Among the people I work with, there are those who live in daily terror of being imprisoned at such centres as Campsfield Detention Centre at Kidlington.

They are asylum seekers, some of whom have been here well over 10 years without a resolution to their application for asylum in this country.

Not allowed to work, forced to sign at the police station every week regardless of health or circumstances, they live in poverty and despair, unable to move backwards or forwards as the years of their lives pass.

They cannot work, marry, buy a house, or make any choices about how they live.

If they have children, the children, too, live with poverty and insecurity, and their parents' fear of detention and deportation.

I also see those whose applications for asylum have been turned down, but they are not being returned to their own countries because our Government acknowledges their countries of origin as too unstable, or there are no safe routes back.

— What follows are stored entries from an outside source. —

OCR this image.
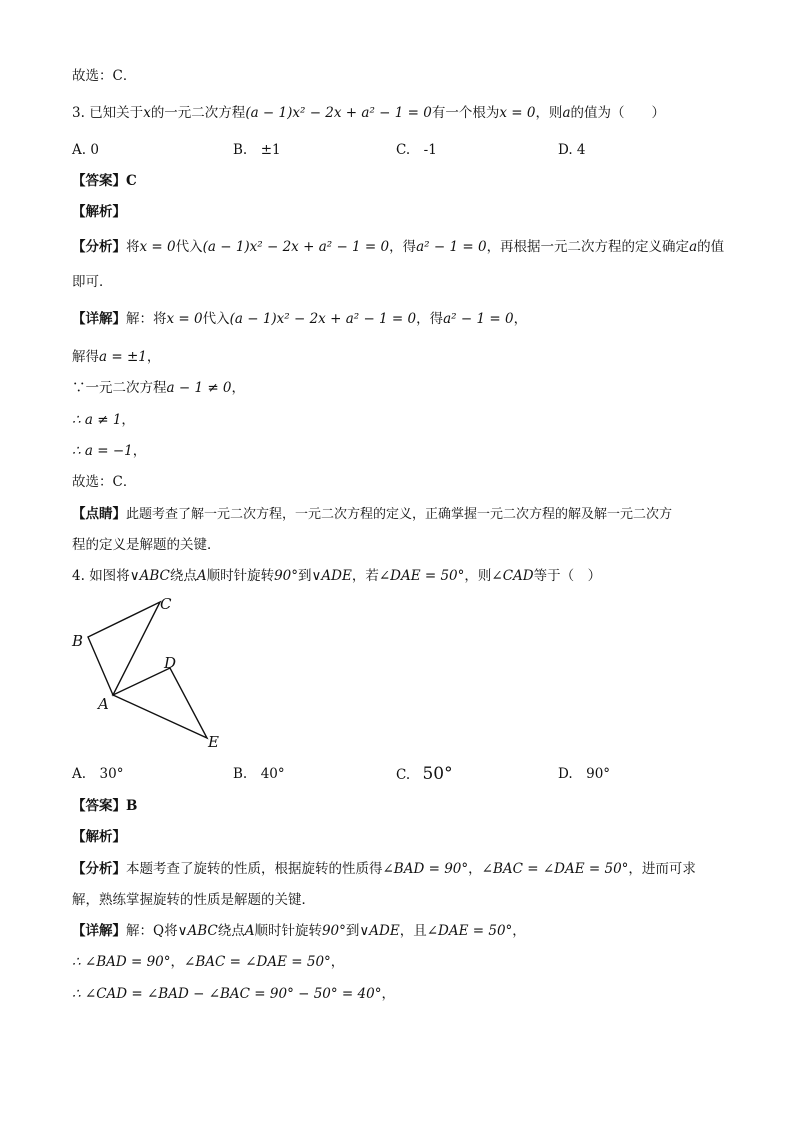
故选：C．
3. 已知关于x的一元二次方程(a − 1)x² − 2x + a² − 1 = 0有一个根为x = 0，则a的值为（　　）
A. 0	B.　±1	C.　-1	D. 4
【答案】C
【解析】
【分析】将x = 0代入(a − 1)x² − 2x + a² − 1 = 0，得a² − 1 = 0，再根据一元二次方程的定义确定a的值
即可．
【详解】解：将x = 0代入(a − 1)x² − 2x + a² − 1 = 0，得a² − 1 = 0，
解得a = ±1，
∵一元二次方程a − 1 ≠ 0，
∴ a ≠ 1，
∴ a = −1，
故选：C．
【点睛】此题考查了解一元二次方程，一元二次方程的定义，正确掌握一元二次方程的解及解一元二次方
程的定义是解题的关键．
4. 如图将∨ABC绕点A顺时针旋转90°到∨ADE，若∠DAE = 50°，则∠CAD等于（　）
C
B
D
A
E
A.　30°	B.　40°	C. 50°	D.　90°
【答案】B
【解析】
【分析】本题考查了旋转的性质，根据旋转的性质得∠BAD = 90°，∠BAC = ∠DAE = 50°，进而可求
解，熟练掌握旋转的性质是解题的关键．
【详解】解：Q将∨ABC绕点A顺时针旋转90°到∨ADE，且∠DAE = 50°，
∴ ∠BAD = 90°，∠BAC = ∠DAE = 50°，
∴ ∠CAD = ∠BAD − ∠BAC = 90° − 50° = 40°，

These people are homeless and penniless, as well as living in terror of detention and deportation.

When you put people to whom this country affords such little humanity into prisons without charge, where they face loss of all personal volition and hope, (and may also be reminded of atrocities they had tried to escape when they fled their home countries), is it any wonder that a few commit desperate acts, such as setting themselves on fire, going crazy and starting to scream, and are unable to stop?

Will we ever learn to see that others are like ourselves, and react as we would do, and like ourselves, have a breaking point?